(September 10, 2009) – Asian and Australian pension funds have vastly outperformed their American brethren in recent years, a new study shows.
According to a Watson Wyatt/P&I report, the Asia Pacific region—which includes the mighty Australian super funds—has appreciated 19% over the past five years. This figure significantly outdoes the 4% return by North American funds over the same time frame. These growth returns take into account contributions from plan sponsors and investment returns.

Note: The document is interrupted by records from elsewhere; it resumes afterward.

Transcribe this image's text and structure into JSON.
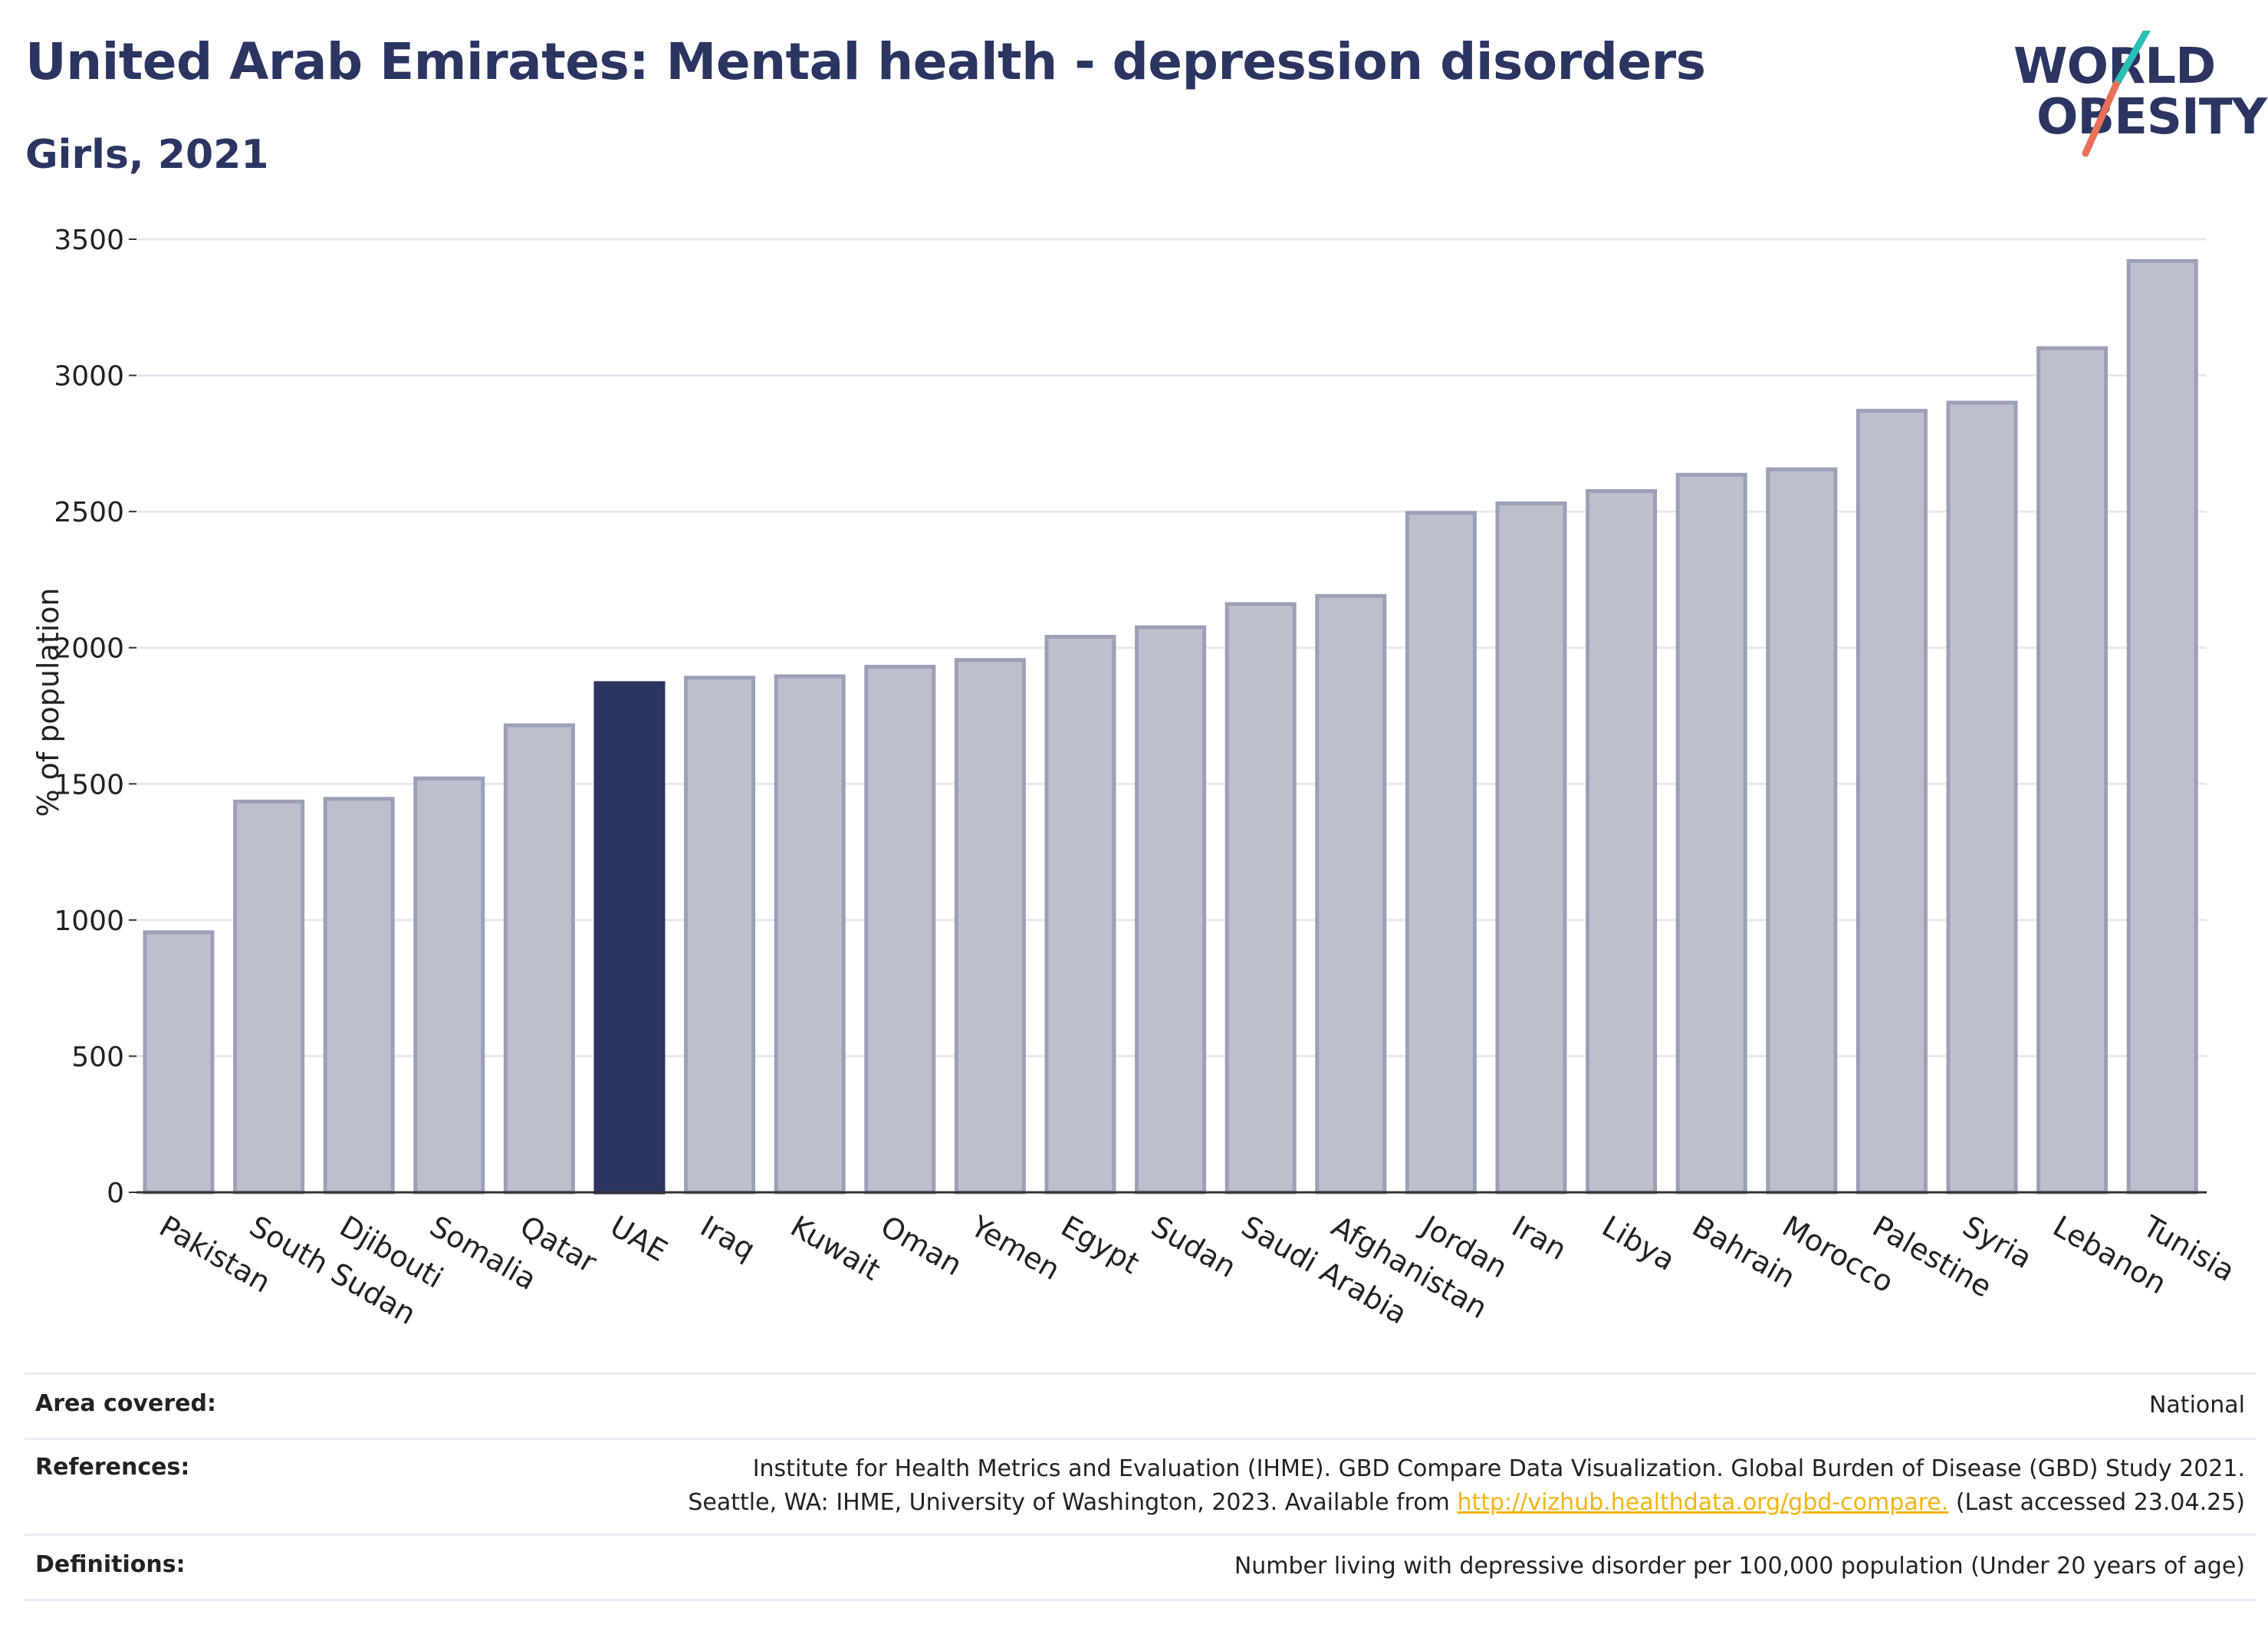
{
  "header": {
    "title": "United Arab Emirates: Mental health - depression disorders",
    "subtitle": "Girls, 2021"
  },
  "logo": {
    "line1": "WORLD",
    "line2": "OBESITY",
    "colors": {
      "teal": "#2bbfb3",
      "coral": "#e8705a"
    }
  },
  "chart_data": {
    "type": "bar",
    "ylabel": "% of population",
    "ylim": [
      0,
      3500
    ],
    "yticks": [
      0,
      500,
      1000,
      1500,
      2000,
      2500,
      3000,
      3500
    ],
    "grid": true,
    "categories": [
      "Pakistan",
      "South Sudan",
      "Djibouti",
      "Somalia",
      "Qatar",
      "UAE",
      "Iraq",
      "Kuwait",
      "Oman",
      "Yemen",
      "Egypt",
      "Sudan",
      "Saudi Arabia",
      "Afghanistan",
      "Jordan",
      "Iran",
      "Libya",
      "Bahrain",
      "Morocco",
      "Palestine",
      "Syria",
      "Lebanon",
      "Tunisia"
    ],
    "values": [
      955,
      1435,
      1445,
      1520,
      1715,
      1870,
      1890,
      1895,
      1930,
      1955,
      2040,
      2075,
      2160,
      2190,
      2495,
      2530,
      2575,
      2635,
      2655,
      2870,
      2900,
      3100,
      3420
    ],
    "highlight": "UAE",
    "colors": {
      "highlight": "#2b3561",
      "bar_fill": "#bcc0cd",
      "bar_edge": "#9aa0b6",
      "grid": "#e6e8ee"
    }
  },
  "footer": {
    "area_label": "Area covered:",
    "area_value": "National",
    "references_label": "References:",
    "references_line1": "Institute for Health Metrics and Evaluation (IHME). GBD Compare Data Visualization. Global Burden of Disease (GBD) Study 2021.",
    "references_line2_pre": "Seattle, WA: IHME, University of Washington, 2023. Available from ",
    "references_link": "http://vizhub.healthdata.org/gbd-compare.",
    "references_line2_post": " (Last accessed 23.04.25)",
    "definitions_label": "Definitions:",
    "definitions_value": "Number living with depressive disorder per 100,000 population (Under 20 years of age)"
  }
}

The survey—which looks at the 300 largest pension funds globally—also indicates that larger funds did better, on average, than smaller ones. While the average pension plan in the survey lost 12.6% overall in 2008, the largest funds—those in the top 20—only lost 4.1% on average. This had the effect of seeing the 20 largest funds increase their share of total assets from 36.5% to 40.6%. Funds that fell out of this top 20 included both the Ontario Teachers’ Pension Plan and the Canada Pension Plan (which lost 34% and 30%, respectively), as well as American-based AT&T (-23.8%) and New York State Teachers’ (-16.6%). Taking their place were Denmark’s ATP, Japan’s National Public Service Fund, and the provident funds of both Singapore and Malaysia.
While the growing prominence of Asian and European funds may signal a shift in global asset-owner power, America, despite poor recent returns, still holds a near-majority of pension fund assets (40%, down from 43% in 2007).